Tout ça fait naturellement bouillir le sang de Didier Daeninckx. L’auteur de Meurtres pour mémoire ne rigole pas avec les pages sombres de l’Histoire. Depuis longtemps, il se bat vigoureusement contre l’oubli et le révisionnisme. Le 16 février, dans une lettre ouverte aux éditions Baleine, il explique. « Dans la famille, il y a un oncle dont le nom figure sur des plaques émaillées, dans une rue de Dugny. Résistant déporté suite à dénonciation des potes politiques du milicien François Brigneau. Mort dans un camp. Son histoire a forgé pour partie la manière dont je regarde le monde et m’a rendu intransigeant sur certains "détails" du siècle passé. J’ai publié à Baleine, maison qui s’est construite sur une prise de parole antifasciste.

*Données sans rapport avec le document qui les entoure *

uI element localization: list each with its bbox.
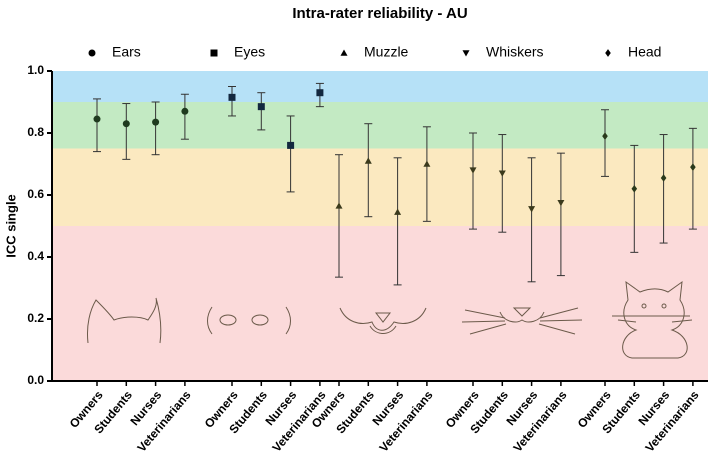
data-point	[364, 157, 372, 164]
chart-title: Intra-rater reliability - AU	[292, 5, 467, 22]
y-tick-label: 1.0	[27, 63, 44, 77]
data-point	[469, 167, 477, 174]
legend-marker	[210, 49, 218, 57]
y-tick-label: 0.6	[27, 187, 44, 201]
data-point	[335, 202, 343, 209]
band	[52, 71, 708, 102]
data-point	[528, 206, 536, 213]
legend-label: Muzzle	[364, 44, 409, 60]
data-point	[631, 184, 638, 193]
data-point	[181, 107, 189, 115]
data-point	[423, 160, 431, 167]
y-tick-label: 0.0	[27, 373, 44, 387]
legend-label: Whiskers	[486, 44, 544, 60]
data-point	[394, 208, 402, 215]
legend-label: Head	[628, 44, 661, 60]
data-point	[602, 132, 608, 140]
whiskers-sketch	[461, 307, 583, 335]
legend-marker	[340, 49, 348, 56]
legend-marker	[462, 50, 470, 57]
y-tick-label: 0.4	[27, 249, 44, 263]
band	[52, 102, 708, 149]
data-point	[257, 103, 265, 111]
y-tick-label: 0.8	[27, 125, 44, 139]
data-point	[316, 89, 324, 97]
data-point	[690, 163, 696, 171]
legend-marker	[605, 49, 611, 57]
legend-marker	[88, 49, 96, 57]
data-point	[557, 199, 565, 207]
data-point	[660, 174, 667, 182]
bands	[52, 71, 708, 381]
band	[52, 226, 708, 381]
y-axis-label: ICC single	[3, 194, 18, 258]
legend-label: Eyes	[234, 44, 265, 60]
data-point	[287, 141, 295, 149]
band	[52, 148, 708, 226]
legend-label: Ears	[112, 44, 141, 60]
eyes-sketch	[207, 306, 291, 335]
muzzle-sketch	[339, 307, 427, 334]
data-point	[498, 170, 506, 177]
head-sketch	[612, 280, 693, 359]
data-point	[228, 93, 236, 101]
data-point	[93, 115, 101, 123]
data-point	[122, 120, 130, 128]
ears-sketch	[87, 297, 162, 344]
y-tick-label: 0.2	[27, 311, 44, 325]
data-point	[152, 118, 160, 126]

Je me suis battu quand Serge Quadruppani, qui faisait équipe avec Hervé Delouche, y a introduit un de ses affidés, Gilles Dauvé alias Jean Barrot, l’un des concepteurs du négationnisme d’ultra-gauche. J’ai consacré dix ans de ma vie à mettre à plat les menées de ces gens, et hormis le temps prélevé à mes amis et aux miens, cela a eu des effets considérables sur mon travail d’écrivain. J’ai la conscience de quelqu’un qui a fait tout simplement ce qu’il devait. Ce n’est pas pour accepter de figurer dans une décharge, ce que sont à mes yeux devenues les éditions Baleine après avoir mis l’ex-milicien Brigneau à leur catalogue, sans avoir le courage d’assumer la biographie d’ultra-droite de leur nouvelle recrue. Je rompt donc à ce jour toute relation avec les éditions Baleine. »

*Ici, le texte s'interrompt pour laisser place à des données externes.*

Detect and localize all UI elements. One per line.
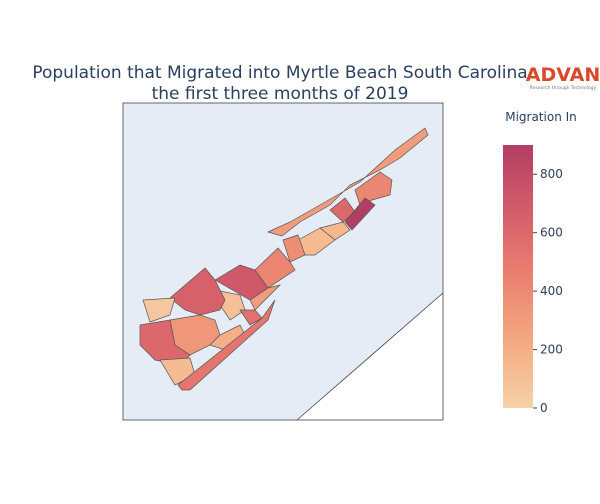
- region: [266, 127, 429, 237]
- logo-background: [526, 60, 598, 92]
- colorbar-tick-label: 200: [540, 343, 563, 357]
- colorbar-tick-label: 800: [540, 167, 563, 181]
- region: [177, 299, 276, 391]
- colorbar-title: Migration In: [505, 110, 577, 124]
- chart-title: Population that Migrated into Myrtle Bea…: [32, 63, 527, 83]
- logo-tagline: Research through Technology: [530, 85, 597, 91]
- chart-title: the first three months of 2019: [152, 84, 409, 104]
- map: [122, 102, 444, 421]
- map-border: [122, 102, 444, 421]
- region: [282, 234, 306, 263]
- region: [249, 284, 282, 311]
- region: [214, 264, 269, 301]
- logo: ADVAN: [526, 64, 600, 86]
- colorbar-tick-label: 600: [540, 226, 563, 240]
- boundary: [296, 292, 444, 421]
- colorbar-tick-label: 400: [540, 284, 563, 298]
- region: [142, 297, 176, 323]
- region: [254, 247, 296, 289]
- colorbar-tick-label: 0: [540, 401, 548, 415]
- region: [344, 197, 376, 231]
- colorbar: [503, 145, 533, 408]
- region: [169, 267, 226, 316]
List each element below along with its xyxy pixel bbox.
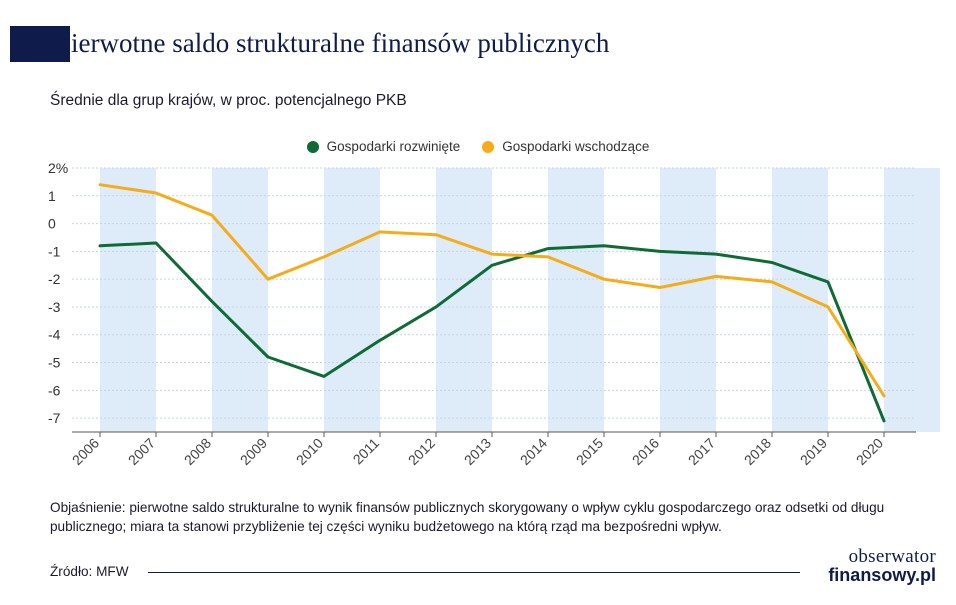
x-tick-label: 2020 [853, 435, 886, 468]
x-axis-ticks: 2006 2007 2008 2009 2010 2011 2012 2013 2014 2015… [69, 432, 886, 468]
year-band [884, 168, 940, 432]
x-tick-label: 2007 [125, 435, 158, 468]
x-tick-label: 2019 [797, 435, 830, 468]
source-divider [148, 572, 800, 573]
y-tick-label: 2% [48, 160, 68, 176]
title-accent-bar [10, 26, 70, 62]
year-band [212, 168, 268, 432]
legend-item-emerging: Gospodarki wschodzące [482, 139, 649, 154]
year-band [324, 168, 380, 432]
year-band [548, 168, 604, 432]
chart-lines [98, 183, 886, 423]
y-tick-label: 0 [48, 216, 56, 232]
legend-dot-emerging [482, 140, 495, 153]
x-tick-label: 2012 [405, 435, 438, 468]
legend-label-emerging: Gospodarki wschodzące [502, 139, 650, 154]
year-band [772, 168, 828, 432]
x-tick-label: 2011 [350, 435, 383, 468]
legend-item-developed: Gospodarki rozwinięte [306, 139, 461, 154]
y-tick-label: -3 [48, 299, 61, 315]
x-tick-label: 2018 [741, 435, 774, 468]
legend-label-developed: Gospodarki rozwinięte [326, 139, 461, 154]
chart-grid [72, 167, 916, 433]
x-tick-label: 2013 [461, 435, 494, 468]
series-line-emerging [98, 183, 886, 398]
legend-dot-developed [306, 140, 319, 153]
x-tick-label: 2010 [293, 435, 326, 468]
x-tick-label: 2008 [181, 435, 214, 468]
y-tick-label: -6 [48, 382, 61, 398]
y-tick-label: -1 [48, 243, 61, 259]
x-tick-label: 2016 [629, 435, 662, 468]
series-line-developed [98, 241, 886, 423]
y-axis-ticks: 2% 1 0 -1 -2 -3 -4 -5 -6 -7 [48, 160, 68, 426]
y-tick-label: 1 [48, 188, 56, 204]
x-tick-label: 2017 [685, 435, 718, 468]
chart-bands [100, 168, 940, 432]
x-tick-label: 2009 [237, 435, 270, 468]
logo-line-2: finansowy.pl [828, 565, 936, 585]
x-tick-label: 2006 [69, 435, 102, 468]
y-tick-label: -2 [48, 271, 61, 287]
explanation-note: Objaśnienie: pierwotne saldo strukturaln… [50, 500, 885, 534]
page-title: Pierwotne saldo strukturalne finansów pu… [56, 28, 610, 58]
chart-legend: Gospodarki rozwinięte Gospodarki wschodz… [0, 139, 956, 154]
source-text: Źródło: MFW [50, 564, 129, 579]
logo-line-1: obserwator [848, 546, 936, 567]
x-tick-label: 2015 [573, 435, 606, 468]
y-tick-label: -5 [48, 355, 61, 371]
year-band [660, 168, 716, 432]
y-tick-label: -7 [48, 410, 61, 426]
y-tick-label: -4 [48, 327, 61, 343]
chart-subtitle: Średnie dla grup krajów, w proc. potencj… [50, 92, 407, 109]
brand-logo: obserwator finansowy.pl [806, 546, 936, 585]
x-tick-label: 2014 [517, 435, 550, 468]
year-band [100, 168, 156, 432]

Daeninckx devait écrire un nouveau Poulpe. « L’encre en restera dans le stylo », assurait-il avant de lancer, le 17 février, un appel pour le droit de retrait des auteurs trahis par Baleine. Rejoint par Patrick Raynal, Roger Martin, Sylvie Rouch, Lionel Makowski, Gérard Streiff, Maud Tabachnik, Chantal Montellier, Gilles Vidal, Sébastien Doubinsky, Romain Slocombe, autres « poulpistes », Didier Daeninckx revient utilement sur la genèse. « Les éditions Baleine sont nées en 1995 avec la création du personnage du « Poulpe » défini comme un enquêteur « libertaire et antifasciste ». Ce personnage est sorti des livres pour devenir un véritable protagoniste des luttes contre le Front National, pour les sans-droits, les sans-papiers. Quinze ans plus tard, par la seule volonté de son directeur et contre l’avis de ses auteurs, les éditions Baleine ont décidé de mettre à leur catalogue un livre de 1949, Faut toutes les buter, dont l’oubli avait sanctionné le racisme et la médiocrité. Il est signé de François Brigneau, l’un des créateurs du Front National, également auteur de Si Mussolini m’était conté, de Xavier Vallat et la Question juive, et d’une apologie au titre faussement interrogatif : Mais qui est donc le professeur Faurisson ?. Compte tenu de son histoire, cet ex-Milicien souvent condamné pour antisémitisme n’avait pas sa place aux éditions Baleine, compte également tenu de leur histoire. »

En conséquence, tous ces auteurs demandent le retrait immédiat de leur nom et de leurs œuvres du catalogue des éditions Baleine. Ce qui est le minimum. L’éthique en toc de Baleine a flingué le Poulpe. Les amateurs de polar anar sont en deuil.